I have a pretty big XML file and I need to get all the nodes (different companies information) that contain a specific parameter. XML is about 12 GB unpacked.
<Companies xmlns:xsi="http://www.w3.org/2001/XMLSchema-instance" ...>
<Company id="782634892" source="abcd">
<attribution>abcde</attribution>
<name xml:lang="en">company name</name>
<Phones>
<Phone type="phone" hide="0">
<formatted>+1800111</formatted>
<country>1</country>
<prefix>800</prefix>
<number>111</number>
</Phone>
</Phones>
<Rubrics>
<rubric ref="184107947"/>
</Rubrics>
There is a bunch of stuff more but that doesn't matter.
My code is pretty simple:
file = open('companies2.xml')
data = file.read()
dom = parseString(data)
key = dom.getElementsByTagName("Company")
for elements in key:
rubricsArray = elements.getElementsByTagName("Rubrics")[0].getElementsByTagName("rubric")
for rub in rubricsArray:
if rub.attributes["ref"].value == '32432793389':
print elements.toxml()
It works on a smaller file I made for testing. But here it doesn't.
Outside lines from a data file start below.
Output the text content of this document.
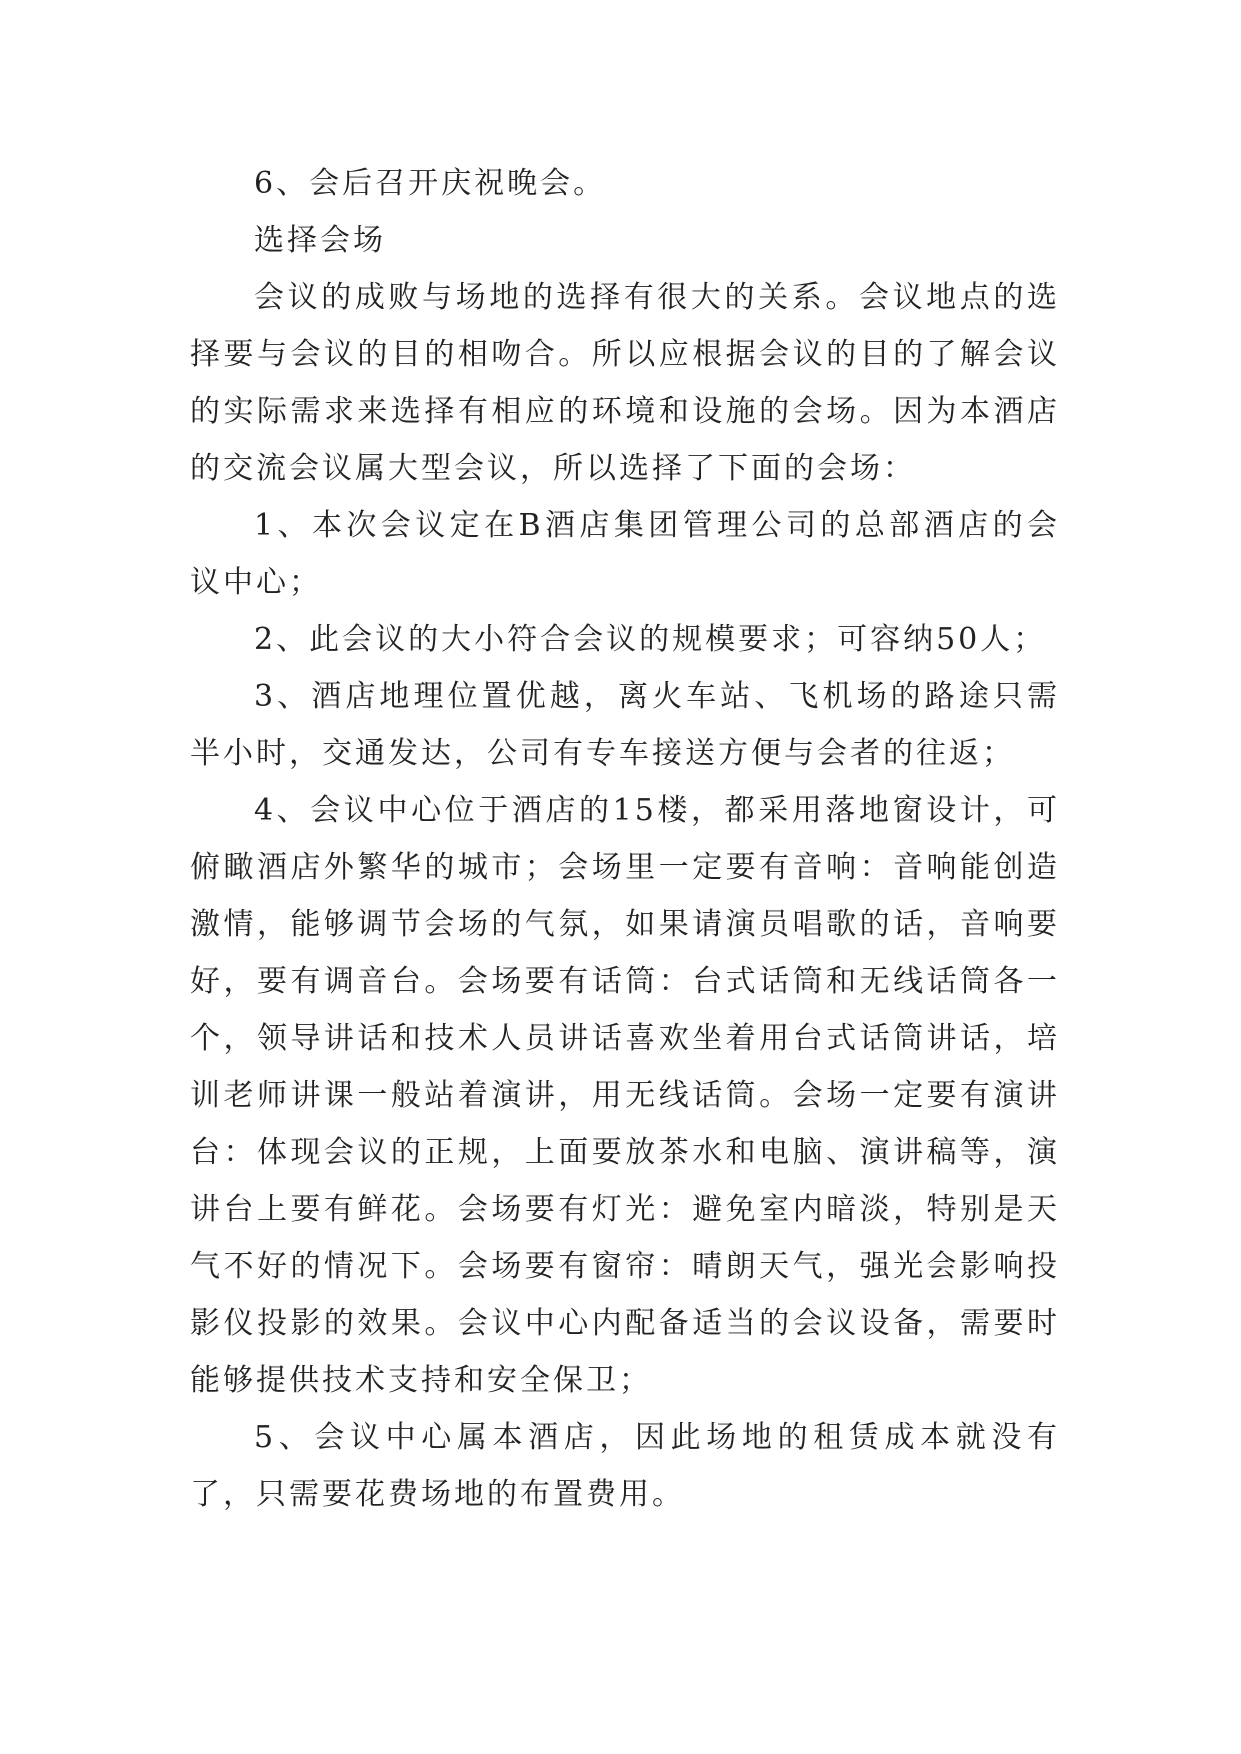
6、会后召开庆祝晚会。

选择会场

会议的成败与场地的选择有很大的关系。会议地点的选择要与会议的目的相吻合。所以应根据会议的目的了解会议的实际需求来选择有相应的环境和设施的会场。因为本酒店的交流会议属大型会议，所以选择了下面的会场：

1、本次会议定在B酒店集团管理公司的总部酒店的会议中心；

2、此会议的大小符合会议的规模要求；可容纳50人；

3、酒店地理位置优越，离火车站、飞机场的路途只需半小时，交通发达，公司有专车接送方便与会者的往返；

4、会议中心位于酒店的15楼，都采用落地窗设计，可俯瞰酒店外繁华的城市；会场里一定要有音响：音响能创造激情，能够调节会场的气氛，如果请演员唱歌的话，音响要好，要有调音台。会场要有话筒：台式话筒和无线话筒各一个，领导讲话和技术人员讲话喜欢坐着用台式话筒讲话，培训老师讲课一般站着演讲，用无线话筒。会场一定要有演讲台：体现会议的正规，上面要放茶水和电脑、演讲稿等，演讲台上要有鲜花。会场要有灯光：避免室内暗淡，特别是天气不好的情况下。会场要有窗帘：晴朗天气，强光会影响投影仪投影的效果。会议中心内配备适当的会议设备，需要时能够提供技术支持和安全保卫；

5、会议中心属本酒店，因此场地的租赁成本就没有了，只需要花费场地的布置费用。
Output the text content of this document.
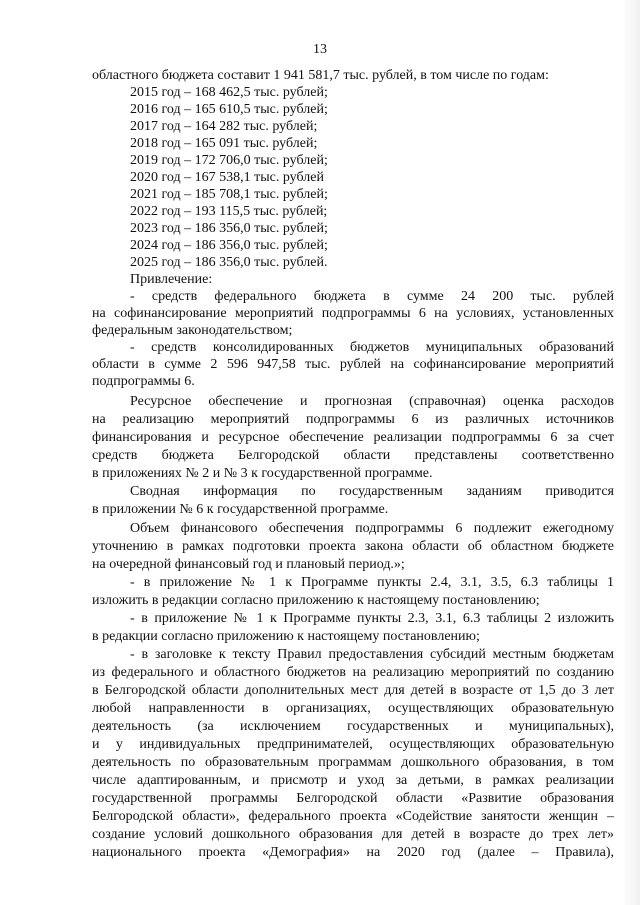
13
областного бюджета составит 1 941 581,7 тыс. рублей, в том числе по годам:
2015 год – 168 462,5 тыс. рублей;
2016 год – 165 610,5 тыс. рублей;
2017 год – 164 282 тыс. рублей;
2018 год – 165 091 тыс. рублей;
2019 год – 172 706,0 тыс. рублей;
2020 год – 167 538,1 тыс. рублей
2021 год – 185 708,1 тыс. рублей;
2022 год – 193 115,5 тыс. рублей;
2023 год – 186 356,0 тыс. рублей;
2024 год – 186 356,0 тыс. рублей;
2025 год – 186 356,0 тыс. рублей.
Привлечение:
- средств федерального бюджета в сумме 24 200 тыс. рублей
на софинансирование мероприятий подпрограммы 6 на условиях, установленных
федеральным законодательством;
- средств консолидированных бюджетов муниципальных образований
области в сумме 2 596 947,58 тыс. рублей на софинансирование мероприятий
подпрограммы 6.
Ресурсное обеспечение и прогнозная (справочная) оценка расходов
на реализацию мероприятий подпрограммы 6 из различных источников
финансирования и ресурсное обеспечение реализации подпрограммы 6 за счет
средств бюджета Белгородской области представлены соответственно
в приложениях № 2 и № 3 к государственной программе.
Сводная информация по государственным заданиям приводится
в приложении № 6 к государственной программе.
Объем финансового обеспечения подпрограммы 6 подлежит ежегодному
уточнению в рамках подготовки проекта закона области об областном бюджете
на очередной финансовый год и плановый период.»;
- в приложение № 1 к Программе пункты 2.4, 3.1, 3.5, 6.3 таблицы 1
изложить в редакции согласно приложению к настоящему постановлению;
- в приложение № 1 к Программе пункты 2.3, 3.1, 6.3 таблицы 2 изложить
в редакции согласно приложению к настоящему постановлению;
- в заголовке к тексту Правил предоставления субсидий местным бюджетам
из федерального и областного бюджетов на реализацию мероприятий по созданию
в Белгородской области дополнительных мест для детей в возрасте от 1,5 до 3 лет
любой направленности в организациях, осуществляющих образовательную
деятельность (за исключением государственных и муниципальных),
и у индивидуальных предпринимателей, осуществляющих образовательную
деятельность по образовательным программам дошкольного образования, в том
числе адаптированным, и присмотр и уход за детьми, в рамках реализации
государственной программы Белгородской области «Развитие образования
Белгородской области», федерального проекта «Содействие занятости женщин –
создание условий дошкольного образования для детей в возрасте до трех лет»
национального проекта «Демография» на 2020 год (далее – Правила),
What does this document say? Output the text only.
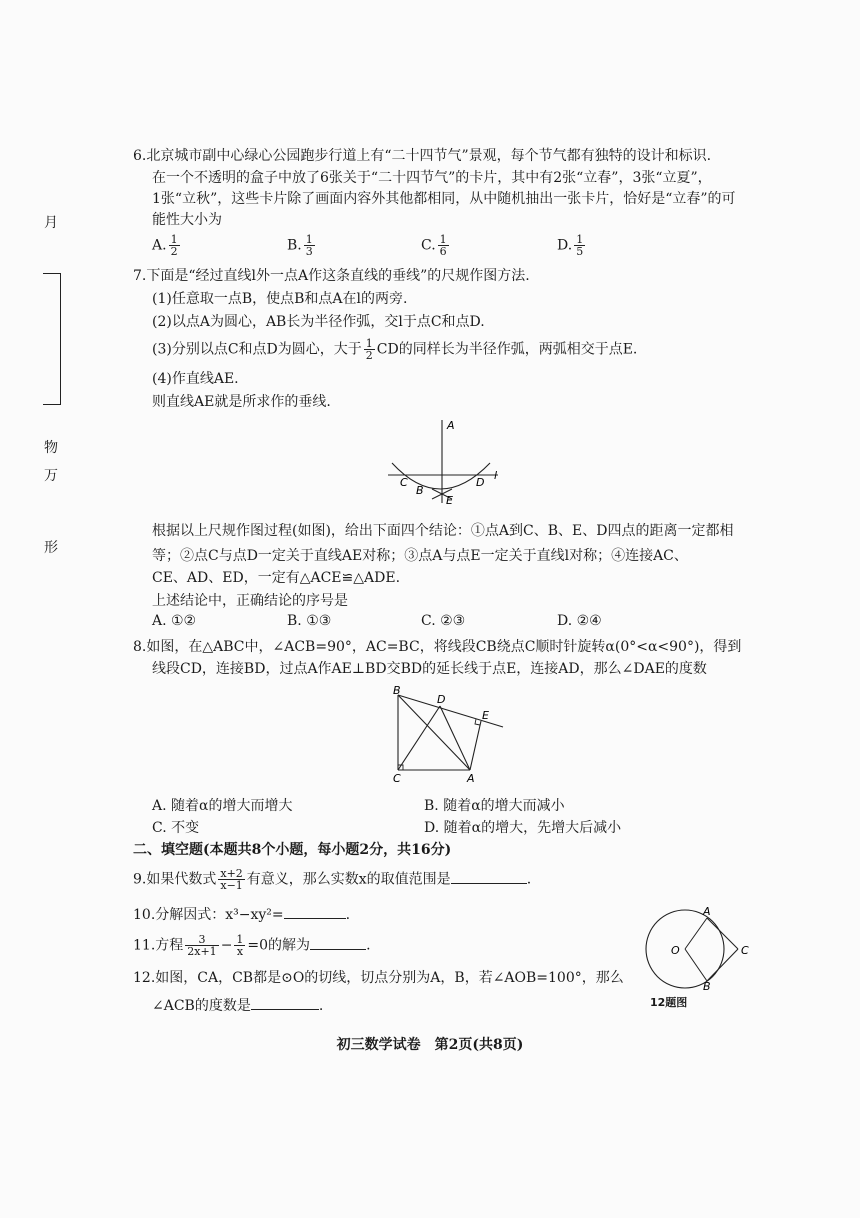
月
物
万
形
6.北京城市副中心绿心公园跑步行道上有“二十四节气”景观，每个节气都有独特的设计和标识.
在一个不透明的盒子中放了6张关于“二十四节气”的卡片，其中有2张“立春”，3张“立夏”，
1张“立秋”，这些卡片除了画面内容外其他都相同，从中随机抽出一张卡片，恰好是“立春”的可
能性大小为
A. $\frac{1}{2}$	B. $\frac{1}{3}$	C. $\frac{1}{6}$	D. $\frac{1}{5}$
7.下面是“经过直线l外一点A作这条直线的垂线”的尺规作图方法.
(1)任意取一点B，使点B和点A在l的两旁.
(2)以点A为圆心，AB长为半径作弧，交l于点C和点D.
(3)分别以点C和点D为圆心，大于 $\frac{1}{2}$ CD的同样长为半径作弧，两弧相交于点E.
(4)作直线AE.
则直线AE就是所求作的垂线.
A
C
B
D
E
l
根据以上尺规作图过程(如图)，给出下面四个结论：①点A到C、B、E、D四点的距离一定都相
等；②点C与点D一定关于直线AE对称；③点A与点E一定关于直线l对称；④连接AC、
CE、AD、ED，一定有△ACE≌△ADE.
上述结论中，正确结论的序号是
A. ①②	B. ①③	C. ②③	D. ②④
8.如图，在△ABC中，∠ACB=90°，AC=BC，将线段CB绕点C顺时针旋转α(0°<α<90°)，得到
线段CD，连接BD，过点A作AE⊥BD交BD的延长线于点E，连接AD，那么∠DAE的度数
B
D
E
C	A
A. 随着α的增大而增大	B. 随着α的增大而减小
C. 不变	D. 随着α的增大，先增大后减小
二、填空题(本题共8个小题，每小题2分，共16分)
9.如果代数式 $\frac{x+2}{x-1}$ 有意义，那么实数x的取值范围是	.
10.分解因式：x³−xy²=	.
11.方程 $\frac{3}{2x+1} - \frac{1}{x} =0$的解为	.
12.如图，CA，CB都是⊙O的切线，切点分别为A，B，若∠AOB=100°，那么
∠ACB的度数是	.
A
O	C
B
12题图
初三数学试卷　第2页(共8页)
Traceback (most recent call last):
File "./XMLparse.py", line 29, in <module>
dom = parseString(data)
File "/usr/lib/python2.7/xml/dom/minidom.py", line 1930, in parseString
return expatbuilder.parseString(string)
File "/usr/lib/python2.7/xml/dom/expatbuilder.py", line 940, in parseString
return builder.parseString(string)
File "/usr/lib/python2.7/xml/dom/expatbuilder.py", line 223, in parseString
parser.Parse(string, True)
OverflowError: size does not fit in an int
Any ideas how to make it work? I tried to use gz file but zmore creates some random first line:
------> companies2.xml.gz <------
And DOM won't parse it. So i gunzipped it. Thanks in advance for any help.